In addition, the more knowledge is being produced in a region, the more incentive incumbents would have to bind their employees with contracts that include noncompete clauses limiting the ability to switch employers and start new firms (at least locally). In regions and countries where noncompete clauses are not legally enforceable (e.g., in California) or where imposing such limitations is expensive for an employer (e.g., if incumbent firms are obliged to pay lost wages to former employees), the KSTE is likely to hold. Perhaps for this reason, European studies, even at more disaggregated sectoral level, tend to conclude that the KSTE is able to explain firm entry. In other settings (e.g., US MSAs outside of California), however, institutional arrangements (enforceability of the covenants not to compete) and common business practices (the prevalence of noncompete clauses) are likely to create legal barriers for potential entrepreneurs in their attempts to bring unused ideas to market. The KSTE ignores such possibilities, assuming unconstrained exit opportunities for employees, which is, in our view, a major limitation of the theory.

7 Conclusions

This paper presents a systematic empirical test of the knowledge spillover theory of entrepreneurship for US MSAs. Using the 1997–2011 data, we estimate the effects of knowledge production on total business entry and business entry in high-tech industries overall, high-tech nongoods-producing industries, high-tech goods-producing industries, and in computer and electronic product manufacturing. While the effects of metropolitan knowledge generation on total business entry are insignificant, in the high-tech subsectors, it has statistically significant (in most specifications) but divergent effects. In the models explaining total high-tech firm formation and firm formation in high-tech services, the effect of knowledge is positive in our main specification (in line with the previous empirical tests of the KSTE). On the contrary, in the high-tech goods-producing sector, and in the computer and electronic product manufacturing industry in particular, increased knowledge generation suppresses firm entry. Overall, the drivers of firm formation are likely to differ between high-tech goods- and nongoods-producing sectors. We develop a simplified theoretical framework and present likely explanations for the observed relationships.
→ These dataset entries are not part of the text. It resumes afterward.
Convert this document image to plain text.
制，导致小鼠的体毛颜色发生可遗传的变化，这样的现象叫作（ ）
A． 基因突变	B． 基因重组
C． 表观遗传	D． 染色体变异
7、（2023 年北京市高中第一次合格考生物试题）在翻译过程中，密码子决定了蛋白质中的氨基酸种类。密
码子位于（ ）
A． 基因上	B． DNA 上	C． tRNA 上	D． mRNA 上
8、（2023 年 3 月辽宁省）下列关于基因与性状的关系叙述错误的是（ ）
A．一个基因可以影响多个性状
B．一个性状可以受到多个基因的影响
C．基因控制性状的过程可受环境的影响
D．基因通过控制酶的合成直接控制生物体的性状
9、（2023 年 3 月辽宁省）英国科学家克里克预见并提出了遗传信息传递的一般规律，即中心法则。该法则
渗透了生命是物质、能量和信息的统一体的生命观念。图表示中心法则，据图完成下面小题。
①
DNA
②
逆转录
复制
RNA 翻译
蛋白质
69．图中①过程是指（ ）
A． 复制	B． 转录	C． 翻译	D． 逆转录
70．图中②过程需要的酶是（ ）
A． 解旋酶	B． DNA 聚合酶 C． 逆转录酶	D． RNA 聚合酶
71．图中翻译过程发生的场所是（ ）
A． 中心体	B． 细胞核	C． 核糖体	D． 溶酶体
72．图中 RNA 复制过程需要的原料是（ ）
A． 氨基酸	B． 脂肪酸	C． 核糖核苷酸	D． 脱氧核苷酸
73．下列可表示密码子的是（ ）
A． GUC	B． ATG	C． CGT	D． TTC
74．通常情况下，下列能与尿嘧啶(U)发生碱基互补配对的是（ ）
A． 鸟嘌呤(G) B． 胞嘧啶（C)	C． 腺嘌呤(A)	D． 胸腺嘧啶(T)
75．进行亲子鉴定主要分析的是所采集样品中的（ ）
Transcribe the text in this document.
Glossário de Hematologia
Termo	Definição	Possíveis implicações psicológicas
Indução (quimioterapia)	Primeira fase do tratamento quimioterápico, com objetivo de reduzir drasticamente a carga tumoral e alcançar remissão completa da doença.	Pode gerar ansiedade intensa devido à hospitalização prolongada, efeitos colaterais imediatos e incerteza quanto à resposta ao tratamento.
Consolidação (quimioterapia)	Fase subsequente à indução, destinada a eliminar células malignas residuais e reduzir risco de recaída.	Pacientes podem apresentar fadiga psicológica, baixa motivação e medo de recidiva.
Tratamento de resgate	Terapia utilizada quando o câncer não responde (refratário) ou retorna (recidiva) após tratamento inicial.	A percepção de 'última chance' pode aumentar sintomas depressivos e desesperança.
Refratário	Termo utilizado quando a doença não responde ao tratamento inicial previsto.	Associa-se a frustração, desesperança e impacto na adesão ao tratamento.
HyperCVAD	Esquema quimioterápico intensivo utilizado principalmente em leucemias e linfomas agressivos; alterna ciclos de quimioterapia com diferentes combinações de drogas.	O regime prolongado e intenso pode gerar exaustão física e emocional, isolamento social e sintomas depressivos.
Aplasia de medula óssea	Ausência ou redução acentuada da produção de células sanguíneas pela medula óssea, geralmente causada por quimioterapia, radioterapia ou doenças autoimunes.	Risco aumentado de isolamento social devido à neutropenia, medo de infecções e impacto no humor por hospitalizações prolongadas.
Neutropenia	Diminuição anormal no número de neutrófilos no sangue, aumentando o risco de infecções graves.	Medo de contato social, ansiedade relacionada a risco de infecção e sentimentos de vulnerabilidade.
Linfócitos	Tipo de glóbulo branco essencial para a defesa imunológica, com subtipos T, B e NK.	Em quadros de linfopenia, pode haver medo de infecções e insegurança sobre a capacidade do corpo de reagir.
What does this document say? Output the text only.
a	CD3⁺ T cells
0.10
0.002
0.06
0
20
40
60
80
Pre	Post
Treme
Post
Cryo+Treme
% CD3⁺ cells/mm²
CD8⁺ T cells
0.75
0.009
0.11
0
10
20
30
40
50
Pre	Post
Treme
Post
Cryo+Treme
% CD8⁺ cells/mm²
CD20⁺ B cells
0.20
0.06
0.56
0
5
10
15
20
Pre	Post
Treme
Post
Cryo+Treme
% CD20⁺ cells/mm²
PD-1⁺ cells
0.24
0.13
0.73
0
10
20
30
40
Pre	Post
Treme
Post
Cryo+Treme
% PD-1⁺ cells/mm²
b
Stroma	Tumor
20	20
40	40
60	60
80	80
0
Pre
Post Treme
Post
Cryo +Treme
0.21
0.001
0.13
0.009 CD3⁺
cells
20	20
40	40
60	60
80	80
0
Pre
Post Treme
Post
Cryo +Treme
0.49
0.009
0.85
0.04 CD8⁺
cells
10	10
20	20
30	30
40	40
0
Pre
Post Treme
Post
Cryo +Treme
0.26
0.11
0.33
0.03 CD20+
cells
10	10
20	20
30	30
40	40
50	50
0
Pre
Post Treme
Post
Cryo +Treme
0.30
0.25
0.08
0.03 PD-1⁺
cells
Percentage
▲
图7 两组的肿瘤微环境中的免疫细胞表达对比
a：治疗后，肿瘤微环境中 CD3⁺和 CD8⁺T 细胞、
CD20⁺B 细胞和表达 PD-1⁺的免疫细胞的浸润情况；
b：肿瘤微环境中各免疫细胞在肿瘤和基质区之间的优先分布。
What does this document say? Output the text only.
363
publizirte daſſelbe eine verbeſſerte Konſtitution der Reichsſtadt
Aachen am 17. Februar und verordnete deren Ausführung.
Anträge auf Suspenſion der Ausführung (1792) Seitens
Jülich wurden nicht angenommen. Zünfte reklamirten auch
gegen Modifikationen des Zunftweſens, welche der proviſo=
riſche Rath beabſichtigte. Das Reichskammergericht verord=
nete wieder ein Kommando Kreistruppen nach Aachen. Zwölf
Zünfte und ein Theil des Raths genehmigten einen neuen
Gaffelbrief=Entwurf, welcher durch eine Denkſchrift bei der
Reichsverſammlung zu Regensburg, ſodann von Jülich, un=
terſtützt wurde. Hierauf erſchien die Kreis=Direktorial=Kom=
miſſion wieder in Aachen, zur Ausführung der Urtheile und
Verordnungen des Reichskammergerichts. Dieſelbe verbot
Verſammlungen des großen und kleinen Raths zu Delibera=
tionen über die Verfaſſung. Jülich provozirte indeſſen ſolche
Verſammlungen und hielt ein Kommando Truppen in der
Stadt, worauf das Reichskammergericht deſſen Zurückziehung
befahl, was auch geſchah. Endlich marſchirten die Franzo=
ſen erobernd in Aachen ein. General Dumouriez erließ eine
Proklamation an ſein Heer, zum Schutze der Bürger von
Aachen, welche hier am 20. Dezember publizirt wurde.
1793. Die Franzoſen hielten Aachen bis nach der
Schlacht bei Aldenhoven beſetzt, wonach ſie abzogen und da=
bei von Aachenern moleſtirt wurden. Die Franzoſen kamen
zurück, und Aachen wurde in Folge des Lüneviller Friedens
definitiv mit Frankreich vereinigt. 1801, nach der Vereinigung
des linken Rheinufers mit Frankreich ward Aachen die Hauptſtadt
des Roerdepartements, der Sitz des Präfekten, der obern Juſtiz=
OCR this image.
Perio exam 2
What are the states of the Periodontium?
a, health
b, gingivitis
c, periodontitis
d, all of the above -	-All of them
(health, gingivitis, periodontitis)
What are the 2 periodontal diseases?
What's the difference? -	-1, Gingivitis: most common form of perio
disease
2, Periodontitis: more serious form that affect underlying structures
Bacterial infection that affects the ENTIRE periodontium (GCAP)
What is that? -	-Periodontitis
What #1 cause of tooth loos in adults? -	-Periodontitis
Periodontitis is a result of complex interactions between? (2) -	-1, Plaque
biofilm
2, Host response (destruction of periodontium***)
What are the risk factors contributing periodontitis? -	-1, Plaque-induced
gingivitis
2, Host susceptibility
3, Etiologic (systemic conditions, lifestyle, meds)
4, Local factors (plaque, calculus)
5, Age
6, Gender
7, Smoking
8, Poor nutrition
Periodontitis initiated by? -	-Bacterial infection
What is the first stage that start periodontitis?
Our theoretical explorations coupled with empirical results suggest that the following mechanisms are more likely to be behind the relationships documented in this study. First, knowledge generation measured by patenting intensity is likely to expand market opportunities in high-tech services (via higher expected profits and potentially via lower entry barriers for entrepreneurs who used to be employed in knowledge-generating industries), thus explaining the positive effect found in the main analysis here and in previous studies in comparable contexts. In the high-tech goods-producing industries, the decreased entry as a result of more intensive patenting is likely to stem from intensified competition with more technologically advanced incumbents, increasing costs of starting a new business able to compete against existing firms and potentially more restrictive noncompete clauses of employment contracts. The results also show that the increased business formation in high-tech services as a result of knoweldge generation is large enough to counterbalance decreased firm entry in high-tech goods-producing industries in a region (where significant effects are detected). Further empirical work is needed to test the hypothesized mechanisms in order to gain deeper understanding of the processes that drive the impacts of regional knowledge generation on business formation across high-tech industries. In particular, sorting out the relative roles of labor market effects versus knowledge spillovers, as well as legal barriers such as liberal patenting laws and noncompete agreements that reduce workforce mobility and limit new competition, is critical in providing more reliable policy advice. Indeed, such policies may be so protective of intellectual property rights that an unintended consequence might be net reductions in innovation and economic growth.